Inferring Defensive Matchups

Posted by Alex Franks on December 1, 2015

Developing good quantiatave metrics of defensive skill is really hard. A quick glance a player's stats totals on basketball-reference shows 17 statistics for offense but only 4 for defense (rebounds, blocks, steals, and fouls). This is the case primarily because there aren't many discrete, observable ways to characterize defensive play. However, with optical player-tracking data, we can go beyond the box score to build a better understanding of defensive abilities.
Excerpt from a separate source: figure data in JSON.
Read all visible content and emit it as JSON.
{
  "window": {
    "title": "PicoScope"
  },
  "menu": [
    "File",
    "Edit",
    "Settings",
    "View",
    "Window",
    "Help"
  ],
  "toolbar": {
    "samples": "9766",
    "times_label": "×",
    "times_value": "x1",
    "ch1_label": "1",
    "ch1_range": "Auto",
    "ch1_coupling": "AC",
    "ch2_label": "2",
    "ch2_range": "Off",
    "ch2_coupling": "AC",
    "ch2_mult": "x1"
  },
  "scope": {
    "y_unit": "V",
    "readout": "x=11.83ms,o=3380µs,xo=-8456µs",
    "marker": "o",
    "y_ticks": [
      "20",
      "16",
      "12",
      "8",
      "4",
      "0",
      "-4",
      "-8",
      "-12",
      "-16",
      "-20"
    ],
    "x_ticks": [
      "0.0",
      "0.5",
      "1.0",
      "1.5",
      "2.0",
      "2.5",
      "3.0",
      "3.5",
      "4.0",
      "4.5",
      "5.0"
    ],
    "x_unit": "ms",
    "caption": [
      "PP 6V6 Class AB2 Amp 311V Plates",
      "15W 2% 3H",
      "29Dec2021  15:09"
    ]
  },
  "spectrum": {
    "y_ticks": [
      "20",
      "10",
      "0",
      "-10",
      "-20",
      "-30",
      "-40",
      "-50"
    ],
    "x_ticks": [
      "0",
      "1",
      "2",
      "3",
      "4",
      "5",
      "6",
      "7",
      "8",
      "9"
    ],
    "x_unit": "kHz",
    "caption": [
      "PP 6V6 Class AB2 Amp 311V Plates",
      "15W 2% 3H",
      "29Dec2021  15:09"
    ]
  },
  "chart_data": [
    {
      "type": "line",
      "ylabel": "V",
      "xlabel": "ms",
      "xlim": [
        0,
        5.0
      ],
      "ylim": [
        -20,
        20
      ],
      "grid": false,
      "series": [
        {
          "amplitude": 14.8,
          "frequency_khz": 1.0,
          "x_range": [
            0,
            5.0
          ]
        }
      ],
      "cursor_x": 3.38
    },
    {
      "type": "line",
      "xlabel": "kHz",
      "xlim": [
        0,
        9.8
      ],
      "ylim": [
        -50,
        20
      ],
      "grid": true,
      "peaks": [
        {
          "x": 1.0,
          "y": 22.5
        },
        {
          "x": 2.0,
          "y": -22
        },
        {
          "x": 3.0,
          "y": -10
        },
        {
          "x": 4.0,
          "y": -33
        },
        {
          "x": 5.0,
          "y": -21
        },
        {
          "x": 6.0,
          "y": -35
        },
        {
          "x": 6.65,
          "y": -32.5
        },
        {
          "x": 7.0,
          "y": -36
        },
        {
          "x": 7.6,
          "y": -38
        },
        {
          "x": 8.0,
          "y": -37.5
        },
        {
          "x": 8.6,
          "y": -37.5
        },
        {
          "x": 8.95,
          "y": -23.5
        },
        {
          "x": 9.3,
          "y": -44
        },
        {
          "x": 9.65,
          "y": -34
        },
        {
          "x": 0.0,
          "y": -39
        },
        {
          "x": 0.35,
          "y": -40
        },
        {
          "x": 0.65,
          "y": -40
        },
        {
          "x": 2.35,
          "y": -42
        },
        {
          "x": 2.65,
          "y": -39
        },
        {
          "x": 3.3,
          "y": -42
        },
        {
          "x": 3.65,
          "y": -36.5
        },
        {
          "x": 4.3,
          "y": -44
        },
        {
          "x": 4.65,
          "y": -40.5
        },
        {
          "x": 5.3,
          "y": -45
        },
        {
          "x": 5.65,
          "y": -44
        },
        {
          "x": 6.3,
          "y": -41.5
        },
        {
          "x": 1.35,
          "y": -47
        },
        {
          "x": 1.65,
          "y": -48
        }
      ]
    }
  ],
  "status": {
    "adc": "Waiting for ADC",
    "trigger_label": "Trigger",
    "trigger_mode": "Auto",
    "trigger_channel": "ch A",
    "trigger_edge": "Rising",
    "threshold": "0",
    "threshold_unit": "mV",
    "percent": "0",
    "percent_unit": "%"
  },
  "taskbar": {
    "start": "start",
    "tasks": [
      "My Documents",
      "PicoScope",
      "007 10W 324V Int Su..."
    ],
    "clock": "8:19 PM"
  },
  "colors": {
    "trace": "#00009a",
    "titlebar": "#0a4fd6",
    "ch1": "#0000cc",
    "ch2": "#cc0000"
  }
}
Characterizing defensive skill first requires that we understand defensive intent. For us, this was the most challenging part of defensive analytics.From the data alone, we can't know what the defensive team strategy was, how a player was expected to help or rotate assignments, or what the defender's responsibilities were at any moment. We decided to start with the simplest question about defensive intent: can we identify who is guarding whom? We sought to infer defensive intent by estimating how individual defensive matchups evolve over the course of a possession, and built a statistical model to figure out who's guarding whom.
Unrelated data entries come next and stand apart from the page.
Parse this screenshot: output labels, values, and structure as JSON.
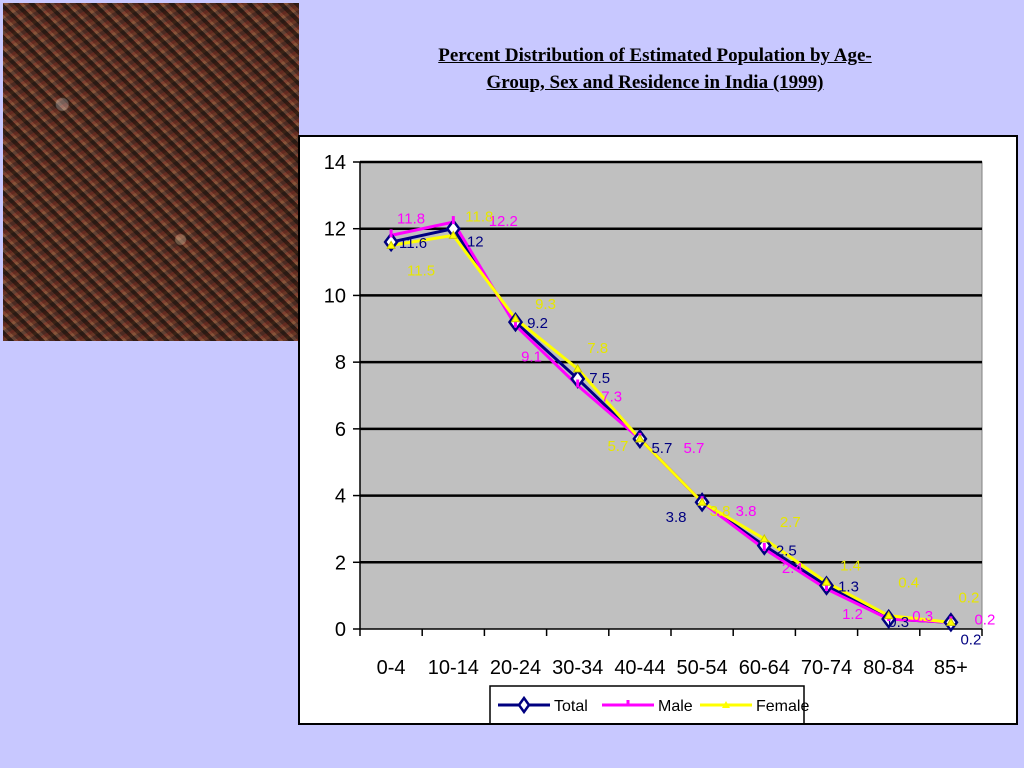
{
  "slide": {
    "title_line1": "Percent Distribution of Estimated Population by Age-",
    "title_line2": "Group, Sex and Residence in India (1999)",
    "photo_icon": "crowd-photo"
  },
  "chart_data": {
    "type": "line",
    "title": "Percent Distribution of Estimated Population by Age-Group, Sex and Residence in India (1999)",
    "categories": [
      "0-4",
      "10-14",
      "20-24",
      "30-34",
      "40-44",
      "50-54",
      "60-64",
      "70-74",
      "80-84",
      "85+"
    ],
    "ylim": [
      0,
      14
    ],
    "yticks": [
      0,
      2,
      4,
      6,
      8,
      10,
      12,
      14
    ],
    "grid": true,
    "legend": "bottom",
    "plot_background": "#c0c0c0",
    "series": [
      {
        "name": "Total",
        "color": "#000080",
        "marker": "diamond",
        "values": [
          11.6,
          12,
          9.2,
          7.5,
          5.7,
          3.8,
          2.5,
          1.3,
          0.3,
          0.2
        ],
        "labels": [
          "11.6",
          "12",
          "9.2",
          "7.5",
          "5.7",
          "3.8",
          "2.5",
          "1.3",
          "0.3",
          "0.2"
        ]
      },
      {
        "name": "Male",
        "color": "#ff00ff",
        "marker": "tick",
        "values": [
          11.8,
          12.2,
          9.1,
          7.3,
          5.7,
          3.8,
          2.4,
          1.2,
          0.3,
          0.2
        ],
        "labels": [
          "11.8",
          "12.2",
          "9.1",
          "7.3",
          "5.7",
          "3.8",
          "2.4",
          "1.2",
          "0.3",
          "0.2"
        ]
      },
      {
        "name": "Female",
        "color": "#ffff00",
        "marker": "triangle",
        "values": [
          11.5,
          11.8,
          9.3,
          7.8,
          5.7,
          3.8,
          2.7,
          1.4,
          0.4,
          0.2
        ],
        "labels": [
          "11.5",
          "11.8",
          "9.3",
          "7.8",
          "5.7",
          "3.8",
          "2.7",
          "1.4",
          "0.4",
          "0.2"
        ]
      }
    ]
  }
}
We started with a very simple premise. A defender's location should be somewhere in the triangle between the offensive player that the defender is guarding, the ball, and the basket (see illustration above). A Hidden Markov Model (HMM) allows us to leverage this basic idea to infer the exact position in this triangle that defenders usually target, as well as the evolution of defensive matchups throughout a possession. For a more technical discussion see our paper in the Annals of Applied Statistics. Below is an animation of our solution from a Clippers/Warriors game next to an animation fo the raw data:

Gfycat gif

After looking at hundreds of possessions and doing independent validations, we feel that our model does a good job. In particular, we are able to correctly identify double teams and defensive switches. Although there are certainly issues with reducing NBA defense to one-on-one defense, there is still a ton of information that we can glean based on individual matchups. For example, we have used our matchup algorithm to compute,

  • Attention drawn: a measure of how much defensive attention a player commands.
  • Frequency of switches and double teams
  • Counterpoints: an estimate of how many points an individual gives up
  • Defensive shot charts: a spatial representation of individual defensive skill
  • Better estimates of offensive skill, controlling for defense

In future posts, we'll discuss many of these metrics in more detail.